Suponíamos que a la medianoche se anunciaría el comienzo del Año de la Luna Magnética Roja con tambores, pero no fue así. Las músicas cesaron, los equipos de amplificación comenzaron a ser guardados rápidamente (como ante la inminencia de un cataclismo o de una intervención de las fuerzas del orden), la gente comenzó a dispersarse y los pocos que quedamos nos reunimos alrededor de una fogata ante la cual unos jóvenes barbados se entregaban a una contemplación intensa, y tal vez un poco fingida, de las encantatorias llamas del fuego (sus novias, en el caso de que fueran sus novias las muchachitas que los acompañaban, estaban más preocupadas por el estado de su cabello y tenían cara de consternación porque era evidente que lo que no estaba sucediendo iba a durar un rato largo). La convocatoria que mi amigo había traído a casa decía (copio): “Convocamos a todos a participar con sus instrumentos acústicos, cantos y danza alrededor del fuego, trae tu tambor o cualquier instrumento que quieras compartir”.

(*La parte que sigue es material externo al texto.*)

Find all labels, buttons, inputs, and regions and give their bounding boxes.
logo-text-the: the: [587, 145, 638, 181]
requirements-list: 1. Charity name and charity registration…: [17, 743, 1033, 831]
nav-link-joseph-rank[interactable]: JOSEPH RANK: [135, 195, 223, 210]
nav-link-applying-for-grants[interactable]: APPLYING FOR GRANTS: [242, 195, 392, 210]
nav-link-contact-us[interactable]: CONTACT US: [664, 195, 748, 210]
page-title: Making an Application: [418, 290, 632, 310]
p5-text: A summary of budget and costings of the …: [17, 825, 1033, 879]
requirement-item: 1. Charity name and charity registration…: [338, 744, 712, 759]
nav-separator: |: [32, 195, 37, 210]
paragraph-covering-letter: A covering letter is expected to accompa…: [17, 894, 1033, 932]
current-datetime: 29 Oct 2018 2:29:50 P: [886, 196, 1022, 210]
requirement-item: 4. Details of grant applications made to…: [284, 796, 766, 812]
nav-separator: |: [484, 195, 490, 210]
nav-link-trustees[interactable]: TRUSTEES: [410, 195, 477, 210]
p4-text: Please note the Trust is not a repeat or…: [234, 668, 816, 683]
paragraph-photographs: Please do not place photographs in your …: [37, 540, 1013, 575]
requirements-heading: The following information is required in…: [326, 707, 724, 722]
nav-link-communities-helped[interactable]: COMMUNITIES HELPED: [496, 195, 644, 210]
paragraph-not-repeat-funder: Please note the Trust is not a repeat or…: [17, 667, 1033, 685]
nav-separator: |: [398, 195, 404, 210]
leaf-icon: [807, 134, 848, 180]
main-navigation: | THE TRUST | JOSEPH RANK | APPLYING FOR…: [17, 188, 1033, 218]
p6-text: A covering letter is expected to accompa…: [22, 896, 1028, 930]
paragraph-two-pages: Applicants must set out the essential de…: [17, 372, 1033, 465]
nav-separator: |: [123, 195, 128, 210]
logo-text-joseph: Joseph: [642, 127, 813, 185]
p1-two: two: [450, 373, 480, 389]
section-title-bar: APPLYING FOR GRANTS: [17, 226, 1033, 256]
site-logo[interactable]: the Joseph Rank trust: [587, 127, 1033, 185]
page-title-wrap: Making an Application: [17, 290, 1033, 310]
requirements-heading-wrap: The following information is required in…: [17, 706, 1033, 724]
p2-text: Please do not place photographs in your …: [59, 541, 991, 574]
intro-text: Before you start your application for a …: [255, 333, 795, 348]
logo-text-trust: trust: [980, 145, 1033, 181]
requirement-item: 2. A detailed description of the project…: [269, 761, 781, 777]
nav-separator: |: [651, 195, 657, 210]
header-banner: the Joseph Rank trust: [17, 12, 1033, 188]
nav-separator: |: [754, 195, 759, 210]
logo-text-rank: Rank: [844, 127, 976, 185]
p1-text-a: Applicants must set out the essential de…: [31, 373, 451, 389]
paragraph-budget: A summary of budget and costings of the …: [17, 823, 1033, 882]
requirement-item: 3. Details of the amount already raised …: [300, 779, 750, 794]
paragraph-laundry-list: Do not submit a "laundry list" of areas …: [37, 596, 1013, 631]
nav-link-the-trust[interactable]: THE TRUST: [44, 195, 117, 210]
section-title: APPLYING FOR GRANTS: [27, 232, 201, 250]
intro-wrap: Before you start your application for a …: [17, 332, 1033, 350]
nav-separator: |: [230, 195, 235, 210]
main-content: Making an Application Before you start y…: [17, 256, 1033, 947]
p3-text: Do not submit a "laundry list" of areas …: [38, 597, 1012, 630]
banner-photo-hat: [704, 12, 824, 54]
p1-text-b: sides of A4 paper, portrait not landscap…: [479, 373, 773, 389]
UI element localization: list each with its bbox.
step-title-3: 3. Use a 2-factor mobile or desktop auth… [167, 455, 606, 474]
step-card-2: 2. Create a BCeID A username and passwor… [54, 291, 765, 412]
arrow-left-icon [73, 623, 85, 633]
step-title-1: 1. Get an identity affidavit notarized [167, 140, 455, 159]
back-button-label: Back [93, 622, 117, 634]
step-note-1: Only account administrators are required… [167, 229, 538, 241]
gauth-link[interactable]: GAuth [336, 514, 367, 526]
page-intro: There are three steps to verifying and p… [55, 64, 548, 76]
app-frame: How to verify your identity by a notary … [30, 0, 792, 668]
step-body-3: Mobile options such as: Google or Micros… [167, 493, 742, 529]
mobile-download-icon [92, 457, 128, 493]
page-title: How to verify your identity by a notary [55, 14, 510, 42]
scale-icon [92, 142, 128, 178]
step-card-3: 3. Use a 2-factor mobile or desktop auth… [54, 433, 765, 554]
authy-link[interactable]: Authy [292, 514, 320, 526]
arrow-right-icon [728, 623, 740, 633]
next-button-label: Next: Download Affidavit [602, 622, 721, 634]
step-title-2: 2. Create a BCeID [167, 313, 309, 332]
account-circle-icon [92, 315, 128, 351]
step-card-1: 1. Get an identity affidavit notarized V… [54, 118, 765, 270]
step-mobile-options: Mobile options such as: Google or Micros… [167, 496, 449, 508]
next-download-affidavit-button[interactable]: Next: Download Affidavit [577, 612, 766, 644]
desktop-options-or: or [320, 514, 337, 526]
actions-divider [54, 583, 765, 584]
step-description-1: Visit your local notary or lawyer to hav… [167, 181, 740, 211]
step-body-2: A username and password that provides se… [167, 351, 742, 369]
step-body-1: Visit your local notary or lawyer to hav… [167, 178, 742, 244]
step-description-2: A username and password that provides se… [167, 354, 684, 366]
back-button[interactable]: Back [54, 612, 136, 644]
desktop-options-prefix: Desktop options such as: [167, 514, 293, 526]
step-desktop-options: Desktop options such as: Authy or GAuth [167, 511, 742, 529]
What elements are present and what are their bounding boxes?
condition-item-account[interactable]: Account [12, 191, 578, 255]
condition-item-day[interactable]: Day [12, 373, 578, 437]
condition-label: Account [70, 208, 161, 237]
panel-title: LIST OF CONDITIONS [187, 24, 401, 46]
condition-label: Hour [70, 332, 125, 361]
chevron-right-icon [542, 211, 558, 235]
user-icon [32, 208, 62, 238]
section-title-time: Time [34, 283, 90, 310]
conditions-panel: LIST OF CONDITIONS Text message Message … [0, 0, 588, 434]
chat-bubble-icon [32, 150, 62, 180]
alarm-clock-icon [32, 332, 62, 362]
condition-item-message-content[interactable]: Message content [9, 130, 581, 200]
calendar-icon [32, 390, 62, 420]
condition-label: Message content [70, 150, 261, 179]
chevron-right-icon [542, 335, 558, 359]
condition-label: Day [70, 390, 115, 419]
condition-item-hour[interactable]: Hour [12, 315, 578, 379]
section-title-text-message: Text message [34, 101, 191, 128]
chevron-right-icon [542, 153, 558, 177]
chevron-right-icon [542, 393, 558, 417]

El uso del “tú” debió hacerme sospechar alguna impostura, pero me dejé llevar por el entusiasmo y así fue como me encontré a la medianoche varado, con otras tres personas, alrededor de una fogata haciendo rueda con unos chicos que preferían eso a volver a su casa. Nuestro Virgilio (nuestro Deleuze) de esa noche intentó expresar su decepción, pero yo, que trato de encontrar siempre las mejores enseñanzas en todo, le dije que había sido una excelente experiencia antropológica.